Copyright Directive threatens Internet

The European Parliament has voted in favour of the new Copyright Directive. Members of the parliament were in fact the only ones that could stand in the way of the new copyright legislation.

How is the Internet threatened?

First proposed by the European commission in 2016, the law attempts to update EU copyright laws for the online age, with the aim of ensuring that authors, artists and journalists are "paid fairly" for their work.

The plans still have to be agreed with representatives from the EU’s 28 governments before becoming law, but the vote reduces the chances of serious changes.

Critics fear the measures would stifle freedom of expression by curtailing internet users’ ability to share content. One of the most controversial provisions, article 13, requires platforms, such as Google, Facebook and Microsoft, to install filters.

Earlier in June, an open letter signed by 70 of the biggest names of the internet, including the creator of the world wide web, Tim Berners-Lee, and the Wikipedia founder, Jimmy Wales, argued that article 13 would take "an unprecedented step towards the transformation of the internet from an open platform for sharing and innovation, into a tool for the automated surveillance and control of its users".

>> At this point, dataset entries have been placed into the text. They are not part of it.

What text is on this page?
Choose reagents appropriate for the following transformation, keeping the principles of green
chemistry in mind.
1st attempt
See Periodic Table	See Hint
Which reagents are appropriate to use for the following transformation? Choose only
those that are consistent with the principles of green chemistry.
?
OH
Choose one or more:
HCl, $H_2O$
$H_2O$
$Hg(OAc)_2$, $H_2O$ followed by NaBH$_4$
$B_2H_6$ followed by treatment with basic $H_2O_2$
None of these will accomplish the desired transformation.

"The damage that this may do to the free and open internet as we know it is hard to predict, but in our opinions could be substantial," the letter said.

Internet experts are also worried about another provision adopted on Wednesday that would force internet platforms, such as Google, to pay publishers for showing snippets of news stories. The "link tax" would drastically curtail internet users from sharing news stories and even holiday photos on the internet.